Em sua pesquisa, Silva propôs quatro modalidades principais de comercialização de filmes no Brasil: grande lançamento, lançamento médio, lançamento de nicho e filme para exportação. Apesar de se sobreporem, essas estratégias ajudam a entender porquê os filmes são posicionados no mercado.

“No protótipo do blockbuster, o filme é lançado em muitas salas simultaneamente para atrair o público logo no início, evitar a pirataria e restabelecer o investimento com rapidez”, afirma.

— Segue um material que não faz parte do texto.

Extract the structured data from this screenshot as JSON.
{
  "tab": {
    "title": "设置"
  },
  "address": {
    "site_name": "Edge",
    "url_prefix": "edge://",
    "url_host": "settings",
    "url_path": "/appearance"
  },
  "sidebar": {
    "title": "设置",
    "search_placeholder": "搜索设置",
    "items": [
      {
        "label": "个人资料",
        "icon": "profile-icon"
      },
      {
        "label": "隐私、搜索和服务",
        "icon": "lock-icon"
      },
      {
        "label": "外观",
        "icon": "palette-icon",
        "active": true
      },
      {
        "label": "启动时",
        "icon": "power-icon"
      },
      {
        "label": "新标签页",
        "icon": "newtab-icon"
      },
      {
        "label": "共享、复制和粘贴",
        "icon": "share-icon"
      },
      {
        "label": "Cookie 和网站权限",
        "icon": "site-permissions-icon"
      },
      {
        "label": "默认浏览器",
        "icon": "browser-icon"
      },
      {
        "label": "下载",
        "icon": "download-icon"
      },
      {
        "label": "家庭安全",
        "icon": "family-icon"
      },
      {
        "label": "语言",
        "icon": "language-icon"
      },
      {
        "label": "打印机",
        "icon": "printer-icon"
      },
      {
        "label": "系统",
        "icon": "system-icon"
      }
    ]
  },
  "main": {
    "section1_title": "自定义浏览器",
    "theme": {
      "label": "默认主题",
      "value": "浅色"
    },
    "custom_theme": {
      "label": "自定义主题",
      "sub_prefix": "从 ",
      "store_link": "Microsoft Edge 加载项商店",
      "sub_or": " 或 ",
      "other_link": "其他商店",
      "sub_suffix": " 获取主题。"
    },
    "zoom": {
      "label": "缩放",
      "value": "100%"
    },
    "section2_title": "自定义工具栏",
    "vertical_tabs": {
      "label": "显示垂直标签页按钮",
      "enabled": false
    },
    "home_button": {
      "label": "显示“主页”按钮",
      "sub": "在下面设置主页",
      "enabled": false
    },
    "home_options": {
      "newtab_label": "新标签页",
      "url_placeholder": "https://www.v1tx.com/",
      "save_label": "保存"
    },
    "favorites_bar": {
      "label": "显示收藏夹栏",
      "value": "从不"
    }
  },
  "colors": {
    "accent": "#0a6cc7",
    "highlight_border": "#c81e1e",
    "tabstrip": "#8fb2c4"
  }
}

“Mas isso exige muito investimento. No Brasil, disputar de igual para igual com Hollywood é sempre um repto.”

Já o lançamento de nicho segue lógica oposta: aposta na “rabo longa”, com menos cópias e maior permanência em edital. O sucesso depende do boca a boca e da recepção inicial.

“A primeira semana é crucial. As salas comparam a ocupação com a média do ano anterior. Se o filme atinge ou ultrapassa essa média, continua em exibição”, detalha a pesquisadora.

Por isso, os festivais de cinema são cruciais: eles são prestígio e ampliam as possibilidades de circulação dos filmes brasileiros.

“Os festivais são espaços de invenção. Revelam novos realizadores e obras com potencial de impacto na cinematografia”, diz. “Dependendo de onde o filme é exibido, ele ganha chancela, ganha legitimidade.”

Para filmes porquê “O Agente Secreto”, o fragor em Cannes é mais uma estratégia. “Tem milhares de memes. E tudo isso são mídias espontâneas. Isso vai ajudando muito”, diz Silva. “É o boca a boca do dedo, o burburinho que precede a estreia e amplia o alcance.”

Com as redes sociais, a aposta é também no engajamento. “Hoje, essa conversa pode estrear muito antes. Vai se criando esse universo de curiosidade e de relação com o público antes mesmo do lançamento”, afirma a professora.

A estreia vernáculo de “O Agente Secreto está prevista para o segundo semestre de 2025. Depois de Cannes, a Vitrine Filmes quer fazer do longa seu maior lançamento desde a geração da empresa, em 2010.

“Queremos continuar fazendo coisas diferentes. Porque o protótipo de distribuição, principalmente para salas de cinema, mudou muito”, avalia Bernardo Lessa.

“O público tem todos os conteúdos do mundo na palma da mão. A gente tem que mudar as formas de convencê-lo a transpor de moradia.

Nascente texto foi publicado originalmente cá.